Spiced Butternut Squash Soup with Honey & Cheddar Croutons


ingredients:

For the Soup:
  • 1.5kg butternut squash, halved and unpeeled (about 3 1/2 pounds)
  • 1 bulb of garlic, whole and unpeeled
  • 2 small red peppers, halved and trimmed
  • 2 medium red onions, peeled and quartered
  • 1 knob of preserved ginger root
  • olive oil to drizzle
  • 1 1/2 tsp ground cumin
  • 1/2 tsp dried chili flakes
  • 1.25 litres vegetable stock (5 1/2 cups)
  • sea salt to taste
For the croutons:
  • 2 TBS liquid honey, warmed slightly
  • 2 TBS extra virgin olive oil
  • 1 small rustic baguette, sliced thinly
  • a couple of tablespoons of crumbled strong cheddar cheese
To garnish:
  • dairy sour cream (optional)

instructions:


  1. Preheat the oven to 190*C/375*F/ gas mark 5.  Line a baking tray (with sides) with baking paper.  Cut your squash in half down the centre and place cut side down on the baking paper.  Place the garlic bulb  beside it on the tray.  Cover the whole thing tightly with foil and place in the preheated oven to roast for 1/2 hour.
  2. At the end of half an hour add the peppers, cut sides up and the onion wedges.  Drizzle with a bit of olive oil.  Sprinkle with the ground cumin and the chili flakes.
  3. Return the baking sheet to the oven, uncovered, and roast for a further 30 minutes or so until the butternut squash is tender.
  4. Scoop out the seeds from the butternut squash and discard.  Scrape the flesh into a blender.  Add the peppers, onion.

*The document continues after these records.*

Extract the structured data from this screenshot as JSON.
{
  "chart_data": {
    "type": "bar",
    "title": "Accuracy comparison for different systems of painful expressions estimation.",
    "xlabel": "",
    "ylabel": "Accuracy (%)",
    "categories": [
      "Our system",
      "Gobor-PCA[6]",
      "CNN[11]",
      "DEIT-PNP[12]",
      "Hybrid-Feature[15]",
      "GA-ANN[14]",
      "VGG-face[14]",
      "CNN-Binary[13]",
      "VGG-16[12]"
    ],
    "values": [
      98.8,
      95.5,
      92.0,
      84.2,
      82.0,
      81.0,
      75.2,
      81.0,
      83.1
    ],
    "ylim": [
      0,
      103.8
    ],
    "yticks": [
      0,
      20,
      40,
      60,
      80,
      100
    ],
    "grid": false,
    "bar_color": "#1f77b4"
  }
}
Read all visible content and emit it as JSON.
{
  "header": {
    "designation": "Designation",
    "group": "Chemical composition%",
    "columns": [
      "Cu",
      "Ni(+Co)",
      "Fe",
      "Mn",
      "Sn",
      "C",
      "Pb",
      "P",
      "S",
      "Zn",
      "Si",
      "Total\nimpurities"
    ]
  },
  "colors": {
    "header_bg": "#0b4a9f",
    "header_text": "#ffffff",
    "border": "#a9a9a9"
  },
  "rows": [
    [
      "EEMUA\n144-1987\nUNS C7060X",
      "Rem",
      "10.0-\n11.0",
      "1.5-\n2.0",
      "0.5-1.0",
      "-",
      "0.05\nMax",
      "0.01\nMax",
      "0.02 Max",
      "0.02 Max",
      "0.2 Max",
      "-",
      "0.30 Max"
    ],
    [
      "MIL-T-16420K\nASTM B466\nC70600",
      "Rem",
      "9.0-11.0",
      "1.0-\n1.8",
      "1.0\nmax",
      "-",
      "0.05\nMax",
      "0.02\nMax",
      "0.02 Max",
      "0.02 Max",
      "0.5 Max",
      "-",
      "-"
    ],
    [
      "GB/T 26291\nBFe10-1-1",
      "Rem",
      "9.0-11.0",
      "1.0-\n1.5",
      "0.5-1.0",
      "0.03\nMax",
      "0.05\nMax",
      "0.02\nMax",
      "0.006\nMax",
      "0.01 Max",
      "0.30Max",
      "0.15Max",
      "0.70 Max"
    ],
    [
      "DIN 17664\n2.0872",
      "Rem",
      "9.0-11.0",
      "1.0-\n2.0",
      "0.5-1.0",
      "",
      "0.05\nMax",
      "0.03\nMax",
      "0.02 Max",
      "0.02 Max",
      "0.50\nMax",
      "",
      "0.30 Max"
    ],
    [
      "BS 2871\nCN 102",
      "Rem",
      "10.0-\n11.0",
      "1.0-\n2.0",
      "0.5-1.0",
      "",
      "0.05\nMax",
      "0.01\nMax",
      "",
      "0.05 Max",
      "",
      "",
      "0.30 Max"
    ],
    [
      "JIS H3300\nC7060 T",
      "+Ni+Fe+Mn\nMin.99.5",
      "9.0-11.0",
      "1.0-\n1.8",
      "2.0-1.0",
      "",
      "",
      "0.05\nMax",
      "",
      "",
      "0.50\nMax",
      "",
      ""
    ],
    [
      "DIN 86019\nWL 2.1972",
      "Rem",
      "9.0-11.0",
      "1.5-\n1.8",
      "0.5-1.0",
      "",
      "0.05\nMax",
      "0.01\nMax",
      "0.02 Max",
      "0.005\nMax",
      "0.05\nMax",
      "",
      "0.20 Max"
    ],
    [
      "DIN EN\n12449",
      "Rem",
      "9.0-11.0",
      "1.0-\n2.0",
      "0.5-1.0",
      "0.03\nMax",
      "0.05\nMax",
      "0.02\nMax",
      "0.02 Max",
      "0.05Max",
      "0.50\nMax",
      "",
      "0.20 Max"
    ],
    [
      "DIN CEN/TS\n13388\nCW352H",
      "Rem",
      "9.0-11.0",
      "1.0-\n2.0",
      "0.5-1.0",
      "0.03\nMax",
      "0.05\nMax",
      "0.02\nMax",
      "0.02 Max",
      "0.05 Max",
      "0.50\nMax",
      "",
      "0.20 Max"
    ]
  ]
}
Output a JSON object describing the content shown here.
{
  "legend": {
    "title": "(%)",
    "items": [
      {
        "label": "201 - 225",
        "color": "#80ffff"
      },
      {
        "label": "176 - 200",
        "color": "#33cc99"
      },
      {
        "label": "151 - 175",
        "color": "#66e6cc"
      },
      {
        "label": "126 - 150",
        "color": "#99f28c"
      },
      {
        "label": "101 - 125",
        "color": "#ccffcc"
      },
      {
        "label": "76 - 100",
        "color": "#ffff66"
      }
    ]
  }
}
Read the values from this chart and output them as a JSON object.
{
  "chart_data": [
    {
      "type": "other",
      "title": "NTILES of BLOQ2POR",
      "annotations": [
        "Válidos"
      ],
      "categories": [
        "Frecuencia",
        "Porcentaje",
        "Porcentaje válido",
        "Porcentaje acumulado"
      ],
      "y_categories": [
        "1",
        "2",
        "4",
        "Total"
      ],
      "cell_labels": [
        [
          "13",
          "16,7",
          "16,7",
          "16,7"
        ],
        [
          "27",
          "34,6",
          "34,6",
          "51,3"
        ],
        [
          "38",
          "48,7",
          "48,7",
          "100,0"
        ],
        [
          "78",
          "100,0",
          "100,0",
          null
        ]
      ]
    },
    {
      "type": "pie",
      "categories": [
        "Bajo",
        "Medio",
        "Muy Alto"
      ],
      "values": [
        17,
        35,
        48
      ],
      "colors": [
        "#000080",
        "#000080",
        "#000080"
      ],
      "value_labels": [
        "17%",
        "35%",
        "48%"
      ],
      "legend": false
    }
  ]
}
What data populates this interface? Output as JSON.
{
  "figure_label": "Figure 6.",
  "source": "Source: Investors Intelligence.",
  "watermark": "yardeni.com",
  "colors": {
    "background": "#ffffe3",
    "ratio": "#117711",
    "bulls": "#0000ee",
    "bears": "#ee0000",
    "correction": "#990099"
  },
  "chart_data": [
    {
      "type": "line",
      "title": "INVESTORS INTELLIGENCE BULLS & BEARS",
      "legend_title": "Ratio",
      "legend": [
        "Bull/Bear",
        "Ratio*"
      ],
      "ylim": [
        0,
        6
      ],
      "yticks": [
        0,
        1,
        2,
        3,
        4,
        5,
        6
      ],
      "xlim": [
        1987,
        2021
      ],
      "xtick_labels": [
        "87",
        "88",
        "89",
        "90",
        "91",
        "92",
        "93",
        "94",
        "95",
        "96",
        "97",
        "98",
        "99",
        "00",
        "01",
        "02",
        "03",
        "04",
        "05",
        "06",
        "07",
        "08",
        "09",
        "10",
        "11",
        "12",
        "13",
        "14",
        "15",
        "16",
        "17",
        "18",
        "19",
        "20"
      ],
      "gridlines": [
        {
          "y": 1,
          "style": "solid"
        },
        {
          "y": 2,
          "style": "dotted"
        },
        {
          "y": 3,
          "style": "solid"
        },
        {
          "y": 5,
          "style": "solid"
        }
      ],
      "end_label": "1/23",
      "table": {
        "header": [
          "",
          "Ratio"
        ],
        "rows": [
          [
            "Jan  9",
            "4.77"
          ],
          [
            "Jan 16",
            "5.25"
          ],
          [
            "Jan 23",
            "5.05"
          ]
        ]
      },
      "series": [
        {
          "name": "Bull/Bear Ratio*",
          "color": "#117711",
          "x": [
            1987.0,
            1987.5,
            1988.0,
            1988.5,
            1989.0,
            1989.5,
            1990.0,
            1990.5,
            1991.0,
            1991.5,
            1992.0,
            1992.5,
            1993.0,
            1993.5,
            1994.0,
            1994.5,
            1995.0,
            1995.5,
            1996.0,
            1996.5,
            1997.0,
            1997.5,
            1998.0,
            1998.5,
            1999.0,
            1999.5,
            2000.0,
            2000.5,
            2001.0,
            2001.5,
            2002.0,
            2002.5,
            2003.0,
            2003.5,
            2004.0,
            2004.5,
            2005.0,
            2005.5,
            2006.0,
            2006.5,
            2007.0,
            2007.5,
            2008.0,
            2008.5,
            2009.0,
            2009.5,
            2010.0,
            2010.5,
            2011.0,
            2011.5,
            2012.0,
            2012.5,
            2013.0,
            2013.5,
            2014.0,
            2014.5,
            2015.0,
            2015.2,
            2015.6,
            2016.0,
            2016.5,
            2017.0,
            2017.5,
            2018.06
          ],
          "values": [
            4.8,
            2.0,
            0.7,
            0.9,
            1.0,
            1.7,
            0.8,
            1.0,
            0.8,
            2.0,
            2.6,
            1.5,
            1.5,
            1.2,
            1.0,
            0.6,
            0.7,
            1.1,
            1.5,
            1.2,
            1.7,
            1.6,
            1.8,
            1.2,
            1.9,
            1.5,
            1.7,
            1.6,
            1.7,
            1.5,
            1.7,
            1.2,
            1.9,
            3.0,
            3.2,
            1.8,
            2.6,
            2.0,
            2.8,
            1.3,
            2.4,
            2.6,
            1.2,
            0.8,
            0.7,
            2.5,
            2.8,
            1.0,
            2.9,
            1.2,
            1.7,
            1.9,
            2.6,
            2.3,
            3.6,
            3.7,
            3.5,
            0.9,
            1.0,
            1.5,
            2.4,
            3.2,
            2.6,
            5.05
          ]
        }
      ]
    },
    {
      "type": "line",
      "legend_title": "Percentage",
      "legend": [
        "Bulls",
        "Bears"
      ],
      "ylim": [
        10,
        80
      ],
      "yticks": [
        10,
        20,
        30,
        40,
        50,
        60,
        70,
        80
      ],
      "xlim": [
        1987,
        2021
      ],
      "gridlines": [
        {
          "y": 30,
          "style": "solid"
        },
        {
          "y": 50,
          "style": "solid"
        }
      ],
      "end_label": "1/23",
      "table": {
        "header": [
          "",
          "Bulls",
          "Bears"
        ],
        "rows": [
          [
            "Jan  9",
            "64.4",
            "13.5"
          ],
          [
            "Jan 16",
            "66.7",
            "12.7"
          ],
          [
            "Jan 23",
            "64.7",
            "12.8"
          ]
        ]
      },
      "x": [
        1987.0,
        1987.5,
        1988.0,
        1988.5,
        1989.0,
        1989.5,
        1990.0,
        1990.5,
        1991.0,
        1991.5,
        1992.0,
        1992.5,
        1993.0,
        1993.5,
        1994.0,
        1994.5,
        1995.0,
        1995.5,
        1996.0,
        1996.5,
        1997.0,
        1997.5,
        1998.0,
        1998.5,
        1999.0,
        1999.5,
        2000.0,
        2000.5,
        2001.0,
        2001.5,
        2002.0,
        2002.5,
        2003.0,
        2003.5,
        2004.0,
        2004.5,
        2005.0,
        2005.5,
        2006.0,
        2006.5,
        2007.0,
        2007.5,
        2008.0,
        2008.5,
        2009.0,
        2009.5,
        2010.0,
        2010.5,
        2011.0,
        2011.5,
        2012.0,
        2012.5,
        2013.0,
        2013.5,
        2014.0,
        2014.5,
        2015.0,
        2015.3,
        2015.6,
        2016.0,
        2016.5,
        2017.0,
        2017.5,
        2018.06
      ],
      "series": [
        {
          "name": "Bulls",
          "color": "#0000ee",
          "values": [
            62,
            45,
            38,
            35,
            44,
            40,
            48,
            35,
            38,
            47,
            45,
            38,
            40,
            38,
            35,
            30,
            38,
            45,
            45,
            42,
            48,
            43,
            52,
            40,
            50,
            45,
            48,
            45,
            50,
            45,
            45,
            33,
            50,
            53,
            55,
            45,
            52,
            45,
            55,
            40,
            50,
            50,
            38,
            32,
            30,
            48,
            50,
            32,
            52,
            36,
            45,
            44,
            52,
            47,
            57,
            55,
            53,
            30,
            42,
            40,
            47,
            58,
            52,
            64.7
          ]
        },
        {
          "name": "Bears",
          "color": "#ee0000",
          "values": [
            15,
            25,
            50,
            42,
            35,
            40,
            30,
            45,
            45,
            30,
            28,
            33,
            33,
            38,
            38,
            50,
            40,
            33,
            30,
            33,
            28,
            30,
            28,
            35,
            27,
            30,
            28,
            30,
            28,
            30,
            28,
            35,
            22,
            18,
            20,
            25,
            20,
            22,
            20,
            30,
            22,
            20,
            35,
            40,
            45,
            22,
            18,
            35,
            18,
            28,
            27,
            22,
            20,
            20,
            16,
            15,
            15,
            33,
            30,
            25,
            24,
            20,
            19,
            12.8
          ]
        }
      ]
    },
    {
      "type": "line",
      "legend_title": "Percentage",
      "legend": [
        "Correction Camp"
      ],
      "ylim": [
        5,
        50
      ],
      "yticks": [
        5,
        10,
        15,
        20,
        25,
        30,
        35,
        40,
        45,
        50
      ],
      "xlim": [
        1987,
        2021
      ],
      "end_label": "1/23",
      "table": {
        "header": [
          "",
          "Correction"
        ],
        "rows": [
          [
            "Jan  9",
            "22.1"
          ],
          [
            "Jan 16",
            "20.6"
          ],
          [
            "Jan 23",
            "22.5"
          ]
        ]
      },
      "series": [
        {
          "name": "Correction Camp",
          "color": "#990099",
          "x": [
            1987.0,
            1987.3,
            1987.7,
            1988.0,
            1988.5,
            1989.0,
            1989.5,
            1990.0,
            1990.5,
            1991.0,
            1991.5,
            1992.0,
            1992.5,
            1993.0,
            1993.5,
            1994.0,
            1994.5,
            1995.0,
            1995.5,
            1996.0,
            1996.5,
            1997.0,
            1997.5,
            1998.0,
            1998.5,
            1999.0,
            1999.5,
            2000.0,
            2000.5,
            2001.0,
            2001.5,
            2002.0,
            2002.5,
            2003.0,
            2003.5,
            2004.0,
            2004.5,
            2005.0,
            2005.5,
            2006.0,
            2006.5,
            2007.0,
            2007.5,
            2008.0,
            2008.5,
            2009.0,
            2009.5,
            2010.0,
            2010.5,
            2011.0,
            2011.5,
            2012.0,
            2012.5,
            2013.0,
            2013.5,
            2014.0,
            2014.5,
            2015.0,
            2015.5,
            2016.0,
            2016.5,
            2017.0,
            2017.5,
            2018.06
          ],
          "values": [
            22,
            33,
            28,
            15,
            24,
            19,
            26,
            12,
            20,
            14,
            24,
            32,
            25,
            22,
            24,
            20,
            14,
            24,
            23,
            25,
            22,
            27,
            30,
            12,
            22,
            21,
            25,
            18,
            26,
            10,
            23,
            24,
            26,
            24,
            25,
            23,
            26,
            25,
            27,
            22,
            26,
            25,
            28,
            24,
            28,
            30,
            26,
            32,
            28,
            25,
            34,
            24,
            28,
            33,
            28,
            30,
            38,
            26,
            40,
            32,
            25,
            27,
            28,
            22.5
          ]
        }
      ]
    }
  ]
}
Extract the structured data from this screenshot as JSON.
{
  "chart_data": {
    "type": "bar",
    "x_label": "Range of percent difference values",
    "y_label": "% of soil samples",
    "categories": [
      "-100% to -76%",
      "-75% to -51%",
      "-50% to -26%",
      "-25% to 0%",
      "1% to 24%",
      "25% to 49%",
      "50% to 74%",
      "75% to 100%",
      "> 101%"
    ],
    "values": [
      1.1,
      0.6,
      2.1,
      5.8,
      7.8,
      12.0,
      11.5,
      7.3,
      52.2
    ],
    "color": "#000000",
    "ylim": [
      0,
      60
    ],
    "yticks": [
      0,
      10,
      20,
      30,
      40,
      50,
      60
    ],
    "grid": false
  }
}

Cut the garlic in half and squeeze the soft flesh into the blender.  Add half of the vegetable stock and the knob of preserved ginger.  Blend until smooth.  Pour into a large saucepan.  Add the remaining stock and gently heat through. Taste and adjust seasoning as required.
  5. While the soup is heating, whisk together the oil and honey for the croutons.  Toss the baguette slices in this and place  the slices in a single layer on a paper lined baking tray.  Sprinkle with the crumbled cheddar and bake for 10 minutes in the heated oven until golden brown.
  6. Ladle the hot soup into heated bowls, garnish with some sour cream, swirling it through. Float a couple of croutons on top and serve immediately.